- The paper presents a novel framework integrating RAG and GRPO for enhanced detection accuracy and explainable deepfake analysis.
- The framework leverages a Vision Transformer and retrieval of similar images via FAISS to create context-rich prompts for a partially trainable LLM.
- Experimental results demonstrate RAIDX's superior accuracy, robust generalization, and detailed saliency-based explanations compared to existing models.
RAIDX: A Novel Framework for Explainable Deepfake Detection
RAIDX introduces an innovative framework for deepfake detection by integrating Retrieval-Augmented Generation (RAG) and Group Relative Policy Optimization (GRPO). The primary objective is to improve detection accuracy and provide detailed explanations without manual supervision. The framework consists of several components: a Vision Transformer (ViT), a RAG module for external knowledge integration, and a partially trainable LLM augmented by LoRA adapters. This essay explores RAIDX's architecture, methodologies, and the experimental results that underscore its efficacy.
Architecture Design and Methodology
RAIDX employs a Vision Transformer (ViT) to extract features from images. These features serve two purposes: assisting the RAG module and integrating into the LLM for comprehensive analysis. Textual prompts are encoded using a frozen tokenizer to ensure consistent instruction processing.
Retrieval-Augmented Generation Module
RAIDX's RAG module constructs contextually rich prompts by retrieving similar images from a pre-built FAISS index. Each retrieved image's binary label contributes to a statistical summary, enhancing the LLM's decision-making accuracy with exemplar-driven reasoning.
Figure 1: The RAIDX achieves detection, localization, and GRPO-enhanced explanation, all without requiring any supervision.

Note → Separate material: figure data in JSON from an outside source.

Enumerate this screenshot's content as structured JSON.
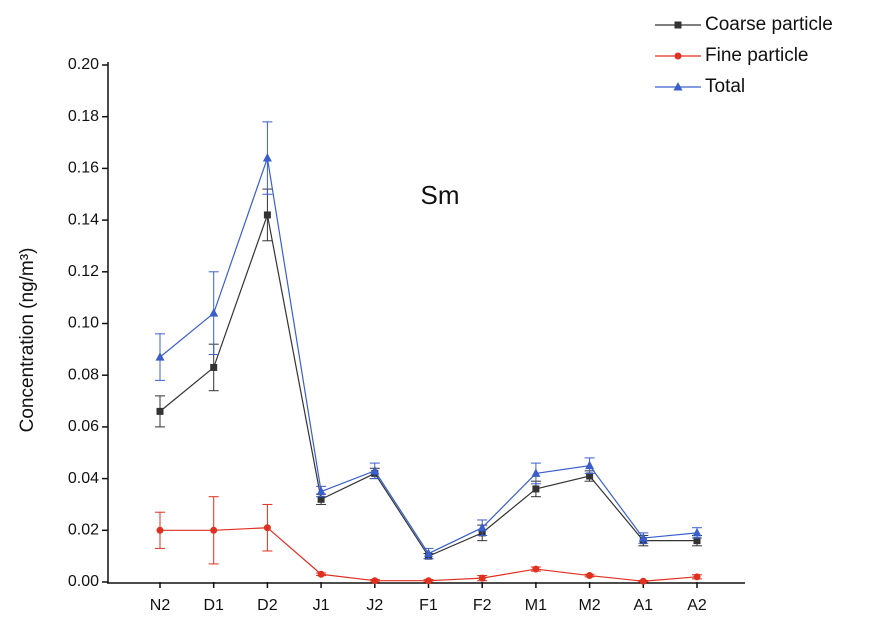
{
  "chart_data": {
    "type": "line",
    "title": "Sm",
    "y_label": "Concentration (ng/m³)",
    "categories": [
      "N2",
      "D1",
      "D2",
      "J1",
      "J2",
      "F1",
      "F2",
      "M1",
      "M2",
      "A1",
      "A2"
    ],
    "series": [
      {
        "name": "Coarse particle",
        "color": "#333333",
        "marker": "square",
        "values": [
          0.066,
          0.083,
          0.142,
          0.032,
          0.042,
          0.01,
          0.019,
          0.036,
          0.041,
          0.016,
          0.016
        ],
        "errors": [
          0.006,
          0.009,
          0.01,
          0.002,
          0.002,
          0.001,
          0.003,
          0.003,
          0.002,
          0.002,
          0.002
        ]
      },
      {
        "name": "Fine particle",
        "color": "#e03020",
        "marker": "circle",
        "values": [
          0.02,
          0.02,
          0.021,
          0.003,
          0.0005,
          0.0005,
          0.0015,
          0.005,
          0.0025,
          0.0003,
          0.002
        ],
        "errors": [
          0.007,
          0.013,
          0.009,
          0.0005,
          0.0005,
          0.0005,
          0.001,
          0.0008,
          0.0005,
          0.0003,
          0.0008
        ]
      },
      {
        "name": "Total",
        "color": "#3a5fcd",
        "marker": "triangle",
        "values": [
          0.087,
          0.104,
          0.164,
          0.035,
          0.043,
          0.011,
          0.021,
          0.042,
          0.045,
          0.017,
          0.019
        ],
        "errors": [
          0.009,
          0.016,
          0.014,
          0.002,
          0.003,
          0.002,
          0.003,
          0.004,
          0.003,
          0.002,
          0.002
        ]
      }
    ],
    "ylim": [
      0,
      0.2
    ],
    "yticks": [
      {
        "value": 0,
        "label": "0.00"
      },
      {
        "value": 0.02,
        "label": "0.02"
      },
      {
        "value": 0.04,
        "label": "0.04"
      },
      {
        "value": 0.06,
        "label": "0.06"
      },
      {
        "value": 0.08,
        "label": "0.08"
      },
      {
        "value": 0.1,
        "label": "0.10"
      },
      {
        "value": 0.12,
        "label": "0.12"
      },
      {
        "value": 0.14,
        "label": "0.14"
      },
      {
        "value": 0.16,
        "label": "0.16"
      },
      {
        "value": 0.18,
        "label": "0.18"
      },
      {
        "value": 0.2,
        "label": "0.20"
      }
    ],
    "grid": false,
    "legend": "top-right"
  }
}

Partial Trainability via LoRA
Critical to RAIDX's operation is its leveraging of LoRA adapters within the LLM, allowing fine-tuning through GRPO. This enhances reasoning and explanation without modifying the core LLM parameters.
Explanation Mechanism
RAIDX generates fine-grained textual explanations and saliency maps, with attention rollout aggregating attention matrices to visualize key image patches. This approach eliminates the need for manual annotations, providing interpretable heatmaps aligned with textual output.
Figure 2: Framework of RAIDX: It integrates retrieval-augmented prompting with GRPO-enhanced reasoning for deepfake detection. A ViT and RAG module construct informative prompts using similar images, which are processed by a partially trainable LLM to output saliency-guided localization and fine-grained explanations without requiring any supervision.
Training with GRPO
RAIDX utilizes GRPO for optimizing LoRA adapters, maintaining the integrity of frozen modules like the base LLM and retrieval components. By integrating rewards for accuracy and explanation format adherence, GRPO guides the adaptation of the model's visual understanding and its reasoning capabilities. This reinforcement learning strategy ensures robust performance without overfitting.
Experimental Evaluation
RAIDX's superiority is evident from comparison metrics in the SID-Set benchmark. It consistently reports higher accuracy and F1 scores than competing models, reflecting significant improvements in real and fake image classification.
Generalization and Robustness
RAIDX demonstrates robust zero-shot generalization across unseen generative models, including challenging scenarios with domain shifts. Its retrieval-grounded instruction enhances adaptability, maintaining high performance amidst visual perturbations such as JPEG compression and Gaussian noise.
Figure 3: Retrieval-Augmented Generation (RAG) module.
Explainability
RAIDX's GRPO-driven explanations significantly surpass traditional supervised fine-tuning approaches, providing detailed and visually grounded rationales. Compared to other models like SIDA, RAIDX offers more nuanced attention to synthetic artifacts, demonstrated by higher expert-rated scores.
Figure 4: Comparison of explanations from RAIDX and SIDA.
Conclusion
RAIDX is a pioneering framework combining RAG and GRPO to advance both accuracy and multilevel explainability in deepfake detection. By leveraging adaptable retrieval-based context and optimized reasoning strategies, RAIDX not only sets new standards for detection performance but also broadens the scope of multimedia forensic analysis. Future enhancements could involve expanding video capabilities and addressing tampered media detection limitations. Through continuous refinement, RAIDX holds promise for improving trusted interactions within AI-generated content.
Figure 5: Visualization results from RAIDX, including both correct cases and failure cases.